To provide a comprehensive overview of cardiovascular disease (CVD) risk prediction models for women and models that include female-specific predictors.
We performed a systematic review of CVD risk ...prediction models for women in the general population by updating a previous review. We searched Medline and Embase up to July 2017 and included studies in which; (a) a new model was developed, (b) an existing model was validated, or (c) a predictor was added to an existing model.

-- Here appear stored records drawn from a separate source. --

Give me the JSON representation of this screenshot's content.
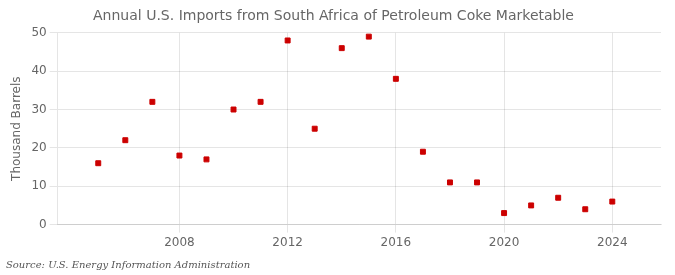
{
  "chart_data": {
    "type": "scatter",
    "title": "Annual U.S. Imports from South Africa of Petroleum Coke Marketable",
    "y_label": "Thousand Barrels",
    "annotation": "Source: U.S. Energy Information Administration",
    "x": [
      2005,
      2006,
      2007,
      2008,
      2009,
      2010,
      2011,
      2012,
      2013,
      2014,
      2015,
      2016,
      2017,
      2018,
      2019,
      2020,
      2021,
      2022,
      2023,
      2024
    ],
    "values": [
      16,
      22,
      32,
      18,
      17,
      30,
      32,
      48,
      25,
      46,
      49,
      38,
      19,
      11,
      11,
      3,
      5,
      7,
      4,
      6
    ],
    "color": "#cc0000",
    "marker": "square",
    "xlim": [
      2003.5,
      2025.8
    ],
    "xticks": [
      2008,
      2012,
      2016,
      2020,
      2024
    ],
    "ylim": [
      0,
      50
    ],
    "yticks": [
      0,
      10,
      20,
      30,
      40,
      50
    ],
    "grid": true
  }
}
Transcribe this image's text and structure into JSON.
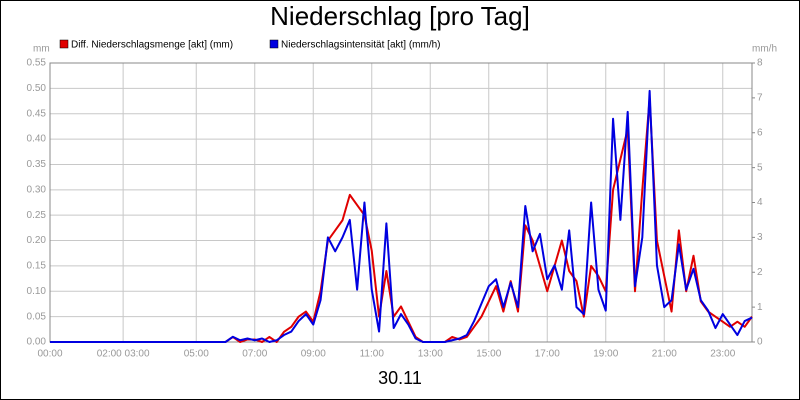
{
  "chart_data": {
    "type": "line",
    "title": "Niederschlag [pro Tag]",
    "xlabel": "30.11",
    "ylabel": "mm",
    "y2label": "mm/h",
    "x": [
      0,
      1,
      2,
      3,
      4,
      5,
      6,
      6.25,
      6.5,
      6.75,
      7,
      7.25,
      7.5,
      7.75,
      8,
      8.25,
      8.5,
      8.75,
      9,
      9.25,
      9.5,
      9.75,
      10,
      10.25,
      10.5,
      10.75,
      11,
      11.25,
      11.5,
      11.75,
      12,
      12.25,
      12.5,
      12.75,
      13,
      13.25,
      13.5,
      13.75,
      14,
      14.25,
      14.5,
      14.75,
      15,
      15.25,
      15.5,
      15.75,
      16,
      16.25,
      16.5,
      16.75,
      17,
      17.25,
      17.5,
      17.75,
      18,
      18.25,
      18.5,
      18.75,
      19,
      19.25,
      19.5,
      19.75,
      20,
      20.25,
      20.5,
      20.75,
      21,
      21.25,
      21.5,
      21.75,
      22,
      22.25,
      22.5,
      22.75,
      23,
      23.25,
      23.5,
      23.75,
      24
    ],
    "series": [
      {
        "name": "Diff. Niederschlagsmenge [akt] (mm)",
        "color": "#e00000",
        "axis": "y",
        "values": [
          0,
          0,
          0,
          0,
          0,
          0,
          0,
          0.01,
          0,
          0.005,
          0.005,
          0,
          0.01,
          0,
          0.02,
          0.03,
          0.05,
          0.06,
          0.04,
          0.1,
          0.2,
          0.22,
          0.24,
          0.29,
          0.27,
          0.25,
          0.18,
          0.05,
          0.14,
          0.05,
          0.07,
          0.04,
          0.01,
          0,
          0,
          0,
          0,
          0.01,
          0.005,
          0.01,
          0.03,
          0.05,
          0.08,
          0.11,
          0.06,
          0.12,
          0.06,
          0.23,
          0.2,
          0.15,
          0.1,
          0.15,
          0.2,
          0.14,
          0.12,
          0.05,
          0.15,
          0.13,
          0.1,
          0.3,
          0.36,
          0.42,
          0.1,
          0.3,
          0.48,
          0.2,
          0.13,
          0.06,
          0.22,
          0.1,
          0.17,
          0.08,
          0.06,
          0.05,
          0.04,
          0.03,
          0.04,
          0.03,
          0.05
        ]
      },
      {
        "name": "Niederschlagsintensität [akt] (mm/h)",
        "color": "#0000e0",
        "axis": "y2",
        "values": [
          0,
          0,
          0,
          0,
          0,
          0,
          0,
          0.15,
          0.05,
          0.1,
          0.05,
          0.1,
          0,
          0.05,
          0.2,
          0.3,
          0.6,
          0.8,
          0.5,
          1.2,
          3.0,
          2.6,
          3.0,
          3.5,
          1.5,
          4.0,
          1.5,
          0.3,
          3.4,
          0.4,
          0.8,
          0.5,
          0.1,
          0,
          0,
          0,
          0,
          0.05,
          0.1,
          0.2,
          0.6,
          1.1,
          1.6,
          1.8,
          1.0,
          1.7,
          1.0,
          3.9,
          2.6,
          3.1,
          1.8,
          2.2,
          1.5,
          3.2,
          1.0,
          0.8,
          4.0,
          1.5,
          0.9,
          6.4,
          3.5,
          6.6,
          1.6,
          3.0,
          7.2,
          2.2,
          1.0,
          1.2,
          2.8,
          1.5,
          2.1,
          1.2,
          0.9,
          0.4,
          0.8,
          0.5,
          0.2,
          0.6,
          0.7
        ]
      }
    ],
    "xlim": [
      0,
      24
    ],
    "xticks": [
      {
        "value": 0,
        "label": "00:00"
      },
      {
        "value": 2.5,
        "label": "02:00 03:00"
      },
      {
        "value": 5,
        "label": "05:00"
      },
      {
        "value": 7,
        "label": "07:00"
      },
      {
        "value": 9,
        "label": "09:00"
      },
      {
        "value": 11,
        "label": "11:00"
      },
      {
        "value": 13,
        "label": "13:00"
      },
      {
        "value": 15,
        "label": "15:00"
      },
      {
        "value": 17,
        "label": "17:00"
      },
      {
        "value": 19,
        "label": "19:00"
      },
      {
        "value": 21,
        "label": "21:00"
      },
      {
        "value": 23,
        "label": "23:00"
      }
    ],
    "ylim": [
      0,
      0.55
    ],
    "yticks": [
      {
        "value": 0,
        "label": "0.00"
      },
      {
        "value": 0.05,
        "label": "0.05"
      },
      {
        "value": 0.1,
        "label": "0.10"
      },
      {
        "value": 0.15,
        "label": "0.15"
      },
      {
        "value": 0.2,
        "label": "0.20"
      },
      {
        "value": 0.25,
        "label": "0.25"
      },
      {
        "value": 0.3,
        "label": "0.30"
      },
      {
        "value": 0.35,
        "label": "0.35"
      },
      {
        "value": 0.4,
        "label": "0.40"
      },
      {
        "value": 0.45,
        "label": "0.45"
      },
      {
        "value": 0.5,
        "label": "0.50"
      },
      {
        "value": 0.55,
        "label": "0.55"
      }
    ],
    "y2lim": [
      0,
      8
    ],
    "y2ticks": [
      0,
      1,
      2,
      3,
      4,
      5,
      6,
      7,
      8
    ],
    "grid": true
  }
}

A total of 285 prediction models for women have been developed, of these 160 (56%) were female-specific models, in which a separate model was developed solely in women and 125 (44%) were sex-predictor models. Out of the 160 female-specific models, 2 (1.3%) included one or more female-specific predictors (mostly reproductive risk factors). A total of 591 validations of sex-predictor or female-specific models were identified in 206 papers. Of these, 333 (56%) validations concerned nine models (five versions of Framingham, SCORE, Pooled Cohort Equations and QRISK). The median and pooled C statistics were comparable for sex-predictor and female-specific models. In 260 articles the added value of new predictors to an existing model was described, however in only 3 of these female-specific predictors (reproductive risk factors) were added.
There is an abundance of models for women in the general population. Female-specific and sex-predictor models have similar predictors and performance. Female-specific predictors are rarely included. Further research is needed to assess the added value of female-specific predictors to CVD models for women and provide physicians with a well-performing prediction model for women.